Python Forum

Full Version: IndexError: list index out of range bug?
You're currently viewing a stripped down version of our content. View the full version with proper formatting.
Hello!

I have a code that gets a string cell which is a date and converts it to a certain date format. The thing is, I am out of index and have no idea why. This is the code:

import pandas

df = read_csv('XYZ.csv')
numberofrows = len(df.index)																		
rownumber = -1

for line in range(numberofrows):

	MonthsDict = dict(January = '01', February = '02', March = '03', April = '04', May = '05', June = '06', July = '07', August = '08', September = '09', October = '10', November = '11', December = '12')

	if str(df.at[rownumber + 1,"StateStreet_Date"]) != "None" or str(df.at[rownumber + 1,"StateStreet_Date"]) != "NaN":
		SSdatelist = str(df.at[rownumber + 1,"StateStreet_Date"]).split(' ')
		df.at[rownumber + 1,"StateStreet_Date"] = SSdatelist[2] + '.' + str(MonthsDict.get(SSdatelist[1])) + '.' + SSdatelist[0] + '.'
The string we get from the cell is: "09 August 2019"
The end modified string should be: "2019.08.09."

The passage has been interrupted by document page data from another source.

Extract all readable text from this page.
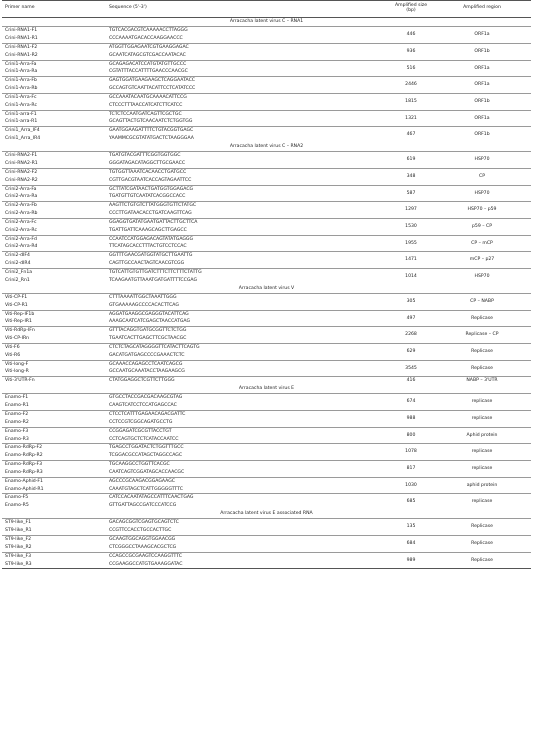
Primer name	Sequence (5'-3')	Amplified size
(bp)
Amplified region
Arracacha latent virus C – RNA1
Crini-RNA1-F1	TGTCACGACGTCAAAAACCTTAGGG
Crini-RNA1-R1	CCCAAAATGACACCAAGGAACCC
446	ORF1a
Crini-RNA1-F2	ATGGTTGGAGAATCGTGAAGGAGAC
Crini-RNA1-R2	GCAATCATAGCGTCGACCAATACAC
936	ORF1b
Crini1-Arra-Fa	GCAGAGACATCCATGTATGTTGCCC
Crini1-Arra-Ra	CGTATTTACCATTTTGAACCCAACGC
516	ORF1a
Crini1-Arra-Fb	GAGTGGATGAAGAAGCTCAGGAATACC
Crini1-Arra-Rb	GCCAGTGTCAATTACATTCCTCATATCCC
2446	ORF1a
Crini1-Arra-Fc	GCCAAATACAATGCAAAACATTCCG
Crini1-Arra-Rc	CTCCCTTTAACCATCATCTTCATCC
1815	ORF1b
Crini1-arra-F1	TCTCTCCAATGATCAGTTCGCTGC
Crini1-arra-R1	GCAGTTACTGTCAACAATCTCTGGTGG
1321	ORF1a
Crini1_Arra_IF4	GAATGGAAGATTTTCTGTACGGTGAGC
Crini1_Arra_IR4	YAAMMCGCGTATATGACTCTAAGGGAA
467	ORF1b
Arracacha latent virus C – RNA2
Crini-RNA2-F1	TGATGTACGATTTCGGTGGTGGC
Crini-RNA2-R1	GGGATAGACATAGGCTTGCGAACC
619	HSP70
Crini-RNA2-F2	TGTGGTTAAATCACAACCTGATGCC
Crini-RNA2-R2	CGTTGACGTAATCACCAGTAGAATTCC
348	CP
Crini2-Arra-Fa	GCTTATCGATAACTGATGGTGGAGACG
Crini2-Arra-Ra	TGATGTTGTCAATATCACGGCCACC
587	HSP70
Crini2-Arra-Fb	AAGTTCTGTGTCTTATGGGTGTTCTATGC
Crini2-Arra-Rb	CCCTTGATAACACCTGATCAAGTTCAG
1297	HSP70 – p59
Crini2-Arra-Fc	GGAGGTGATATGAATGATTACTTGCTTCA
Crini2-Arra-Rc	TGATTGATTCAAAGCAGCTTGAGCC
1530	p59 – CP
Crini2-Arra-Fd	CCAATCCATGGAGACAGTATATGAGGG
Crini2-Arra-Rd	TTCATAGCACCTTTACTGTCCTCCAC
1955	CP – mCP
Crini2-dIF4	GGTTTGAACGATGGTATGCTTGAATTG
Crini2-dIR4	CAGTTGCCAACTAGTCAACGTCGG
1471	mCP – p27
Crini2_Fn1a	TGTCATTGTGTTGATCTTTCTTCTTTCTATTG
Crini2_Rn1	TCAAGAATGTTAAATGATGATTTTCCGAG
1014	HSP70
Arracacha latent virus V
Viti-CP-F1	CTTTAAAATTGGCTAAATTGGG
Viti-CP-R1	GTGAAAAAGCCCCACACTTCAG
305	CP – NABP
Viti-Rep-IF1b	AGGATGAAGGCGAGGGTACATTCAG
Viti-Rep-IR1	AAAGCAATCATCGAGCTAACCATGAG
497	Replicase
Viti-RdRp-IFn	GTTTACAGGTGATGCGGTTCTCTGG
Viti-CP-IRn	TGAATCACTTGAGCTTCGCTAACGC
2268	Replicase – CP
Viti-F6	CTCTCTAGCATAGGGGTTCATACTTCAGTG
Viti-R6	GACATGATGAGCCCCGAAACTCTC
629	Replicase
Viti-long-F	GCAAACCAGAGCCTCAATCAGCG
Viti-long-R	GCCAATGCAAATACCTAAGAAGCG
3545	Replicase
Viti-3'UTR-Fn	CTATGGAGGCTCGTTCTTGGG	416	NABP – 3'UTR
Arracacha latent virus E
Enamo-F1	GTGCCTACCGACGACAAGCGTAG
Enamo-R1	CAAGTCATCCTCCATGAGCCAC
674	replicase
Enamo-F2	CTCCTCATTTGAGAACAGACGATTC
Enamo-R2	CCTCCGTCGGCAGATGCCTG
988	replicase
Enamo-F3	CCGGAGATCGCGTTACCTGT
Enamo-R3	CCTCAGTGCTCTCATACCAATCC
800	Aphid protein
Enamo-RdRp-F2	TGAGCCTGGATACTCTGGTTTGCC
Enamo-RdRp-R2	TCGGACGCCATAGCTAGGCCAGC
1078	replicase
Enamo-RdRp-F3	TGCAAGGCCTGGTTCACGC
Enamo-RdRp-R3	CAATCAGTCGGATAGCACCAACGC
817	replicase
Enamo-Aphid-F1	AGCCCGCAAGACGGAGAAGC
Enamo-Aphid-R1	CAAATGTAGCTCATTGGGGGTTTC
1030	aphid protein
Enamo-F5	CATCCACAATATAGCCATTTCAACTGAG
Enamo-R5	GTTGATTAGCCGATCCCATCCG
685	replicase
Arracacha latent virus E associated RNA
ST9-like_F1	GACAGCGGTCGAGTGCAGTCTC
ST9-like_R1	CCGTTCCACCTGCCACTTGC
135	Replicase
ST9-like_F2	GCAAGTGGCAGGTGGAACGG
ST9-like_R2	CTCGGGCCTAAAGCACGCTCG
684	Replicase
ST9-like_F3	CCAGCCGCGAAGTCCAAGGTTTC
ST9-like_R3	CCGAAGGCCATGTGAAAGGATAC
989	Replicase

For this I get an error which is this: IndexError: list index out of range. I tried some information gathering regarding the list. I am adding those here and also what they returned. The weird thing is that a lot of times they return two lists, as if one of them overwrites the good one and that is why I get an error ( I shouldn't get two list for 1 variable):

df = read_csv('Data_Acquisition.csv')
	MonthsDict = dict(January = '01', February = '02', March = '03', April = '04', May = '05', June = '06', July = '07', August = '08', September = '09', October = '10', November = '11', December = '12')
	if str(df.at[rownumber + 1,"StateStreet_Date"]) != "None" or str(df.at[rownumber + 1,"StateStreet_Date"]) != "NaN":
		SSdatelist = str(df.at[rownumber + 1,"StateStreet_Date"]).split(' ')
        print(SSdatelist)
        print(len(SSdatelist))
		df.at[rownumber + 1,"StateStreet_Date"] = SSdatelist[2] + '.' + str(MonthsDict.get(SSdatelist[1])) + '.' + SSdatelist[0] + '.'
Output:
['09', 'August', "19"] 3 ["2019.08.09."] 1 IndexError: list index out of range
I even went as far to list the elements with indexes in loop. All seemed fine:

Output:
[[0, '09'], [1, 'August'], [2, '2019']]
I tried every combination and it seems that when I try to print SSdatelist[1] I get the error, which means that the list has 1 element (only the 0 index). I print SSdatelist[0] and get:

Output:
09 2019.08.09. Traceback (most recent call last): File "as.py", line 36, in <module> df.at[rownumber + 1,"StateStreet_Date"] = SSdatelist[2] + '.' + str(MonthsDict.get(str(SSdatelist[1]))) + '.' + SSdatelist[0] + '.' #makes the date the correct format IndexError: list index out of range
How do I have two things under 1 variable? How is this possible? the first one it prints is correct(09) but the second one should not even get printed because it does not exists yet (2019.08.09.) because it only gets created after that.
you are not showing how you increment rownum, and I expect this is related to index being zero based
since 'line' is a range of numberofrows, it will span the dataframe, so why not use it as your index?
example (line 11):
if str(df.at[line,"StateStreet_Date"]) != "None" or str(df.at[line,"StateStreet_Date"]) != "NaN":
also, use a more meaningful name, instead of line, use rownum, or idx
It's a fair question and I have no excuse for it, I wrote the code when I was tired and working late and did not realise that adding the +1-s was a waste of time and i only should have changed rownumber to 0. I have only started learning some months ago when I have some, but I do realise this is very much a "noob" mistake.

But why does the error keep happening? Sorry if I did not understand something.

EDIT: The full code is not here as it has many other things and would be too long, that is why I did not include the rownumber = rownumber + 1 part because it's a bit further away.
I can't see where you are incrementing rownum, you haven't shown that code,
but as I previously stated, it most likely has to do with index starting at zero.
thus if you keep incrementing rownum, at some point it will be equal to length of frame + 1, thus returning an index error.
if you surround your code with:
try:
    ... your code here ...
except IndexError:
    print(f"Index error, rownum: {rownum}")
    raise
this will show what rownum is equal to when the index error occurs.
Also, you should always post your error tracebacks, complete and untouched as they almost certainly pinpoint the cause of error.
(Use error tags)
You were absolutely right, it's kind of embarrassing to admit, but I wrote the rownumber = rownumber + 1 outside the loop and that is what caused the error. Thank you for the help!